We know the basic plot: missing weapons-grade nuclear material gets made into a huge, multi-stage bomb by German and Middle Eastern terrorists. It is taken stateside, and Jack Ryan and his government buddies must overcome bureaucracy and their own disagreements in order to keep this act of terrorism from throwing the world into total chaos.
At its best moments, "The Sum of All Fears" exhibits Clancy's trademark rapid-fire shift of scene; I can think of few authors who can orchestrate, as well as Clancy does, the sort of globally organized tension that caps off this novel. From submarines in the Pacific to hotel rooms in Denver, from the Pentagon to the Middle East, Clancy pushes the plot forward surely, vignette by vignette, in a manner that usually manages to keep from feeling choppy or disjointed. This strategy helps to create HUGE tension, as the scene flits from back-room to front line and registers the immediate reaction and counter-reactions of all involved.
"The Sum of All Fears" was also prescient in imagining the possibility of a major terrorist attack on American soil. 9/11 proves Clancy's imagination terrifyingly adept. And although his novel delivers the requisite demonized evil-doers, the Native American terrorist Marvin Russell is painted surprisingly sympathetically, giving fuller and more shockingly human shape to the horrible act in which he unwittingly participates toward the novel's end.
My reservations about the novel are few but important. First, there are meanderings, especially the annoying football conversations, which are neither illustrative nor interesting. Their dialog is stilted, as if Clancy himself is forcing the subject, and this is only partially redeemed when the sport of football becomes, by novel's end, peripherally related to the plot. Like the detailed technical profiles of military hardware that one has come to expect from Clancy, the football arguments halt the movement of the story. But at least the technical details are interesting.
Then there's the opening premise--the adoption of Civil Rights-era peaceful resistance by Palestinians--which is a real whale of a hypothesis (no less an authority than Jack Ryan claims "the Arabs have figured out how to destroy Israel" [62]).

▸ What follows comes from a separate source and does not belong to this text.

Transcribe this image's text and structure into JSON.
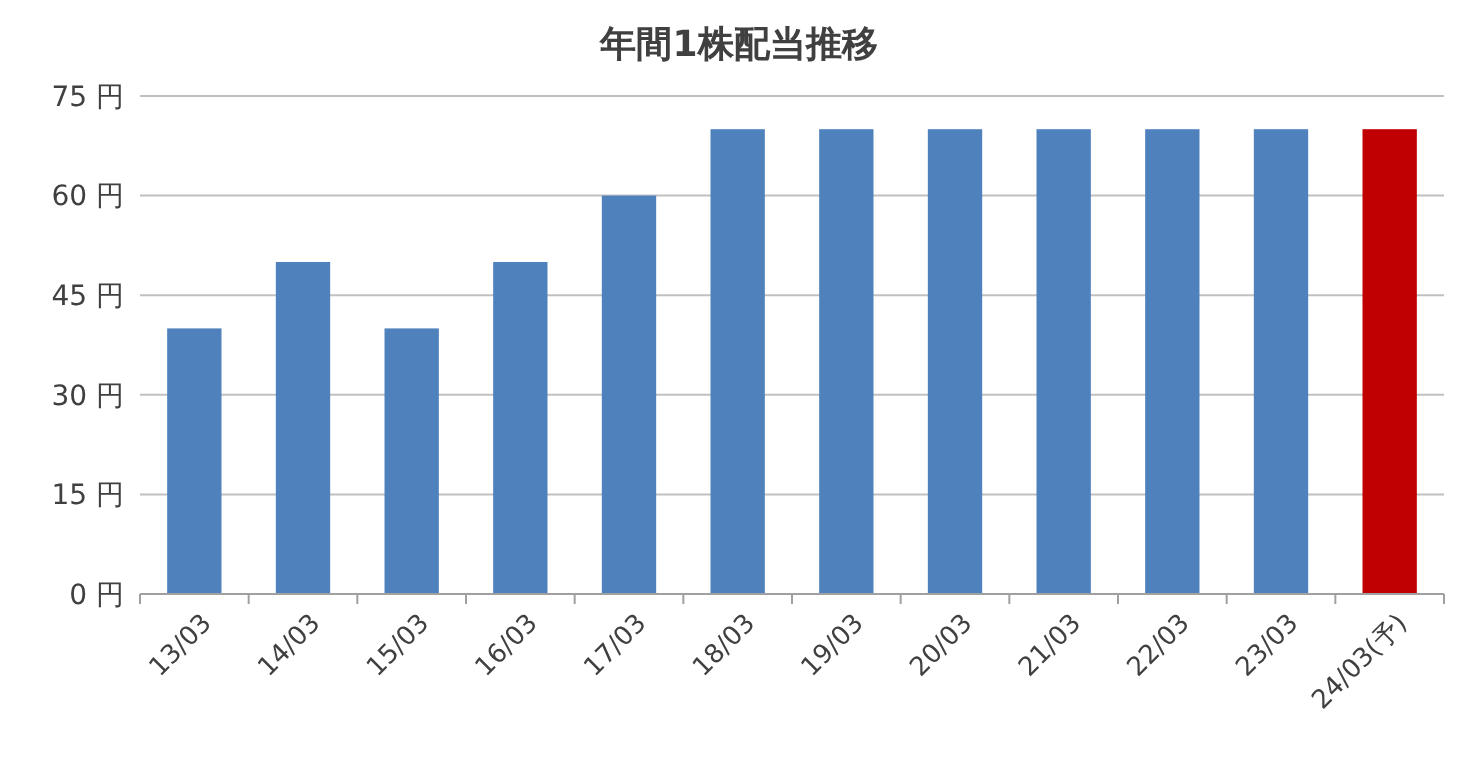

After this imaginative 100-page introduction, though, Clancy more or less drops the entire idea; it disappears completely, and I could almost hear him saying, "Wait, I can't do that--who wants to read a novel about peace?!?!" Left in at the beginning, it sticks out like a spare part and a crass simplification of the Israel/Palestine conflict.
Despite my problems with "The Sum of All Fears," though, it was a fairly enjoyable read, and the pay-off at the end was good, since Clancy builds tension masterfully. But it's by far not his best work. "Patriot Games," for example, is tighter and better written; if you're looking to read your first Clancy, I'd start there.
One of Clancy's best
I wish the film had been this good. Clancy hasn't written a book this great for a long, long time. I wish he'd study his work here and duplicate it (not literally!) in his next novel, because evidently the money has gotten to his head and he's lost it. He once told a classroom of students at his old high school that his inspiration to write is the car he drives. He's turned into a hack!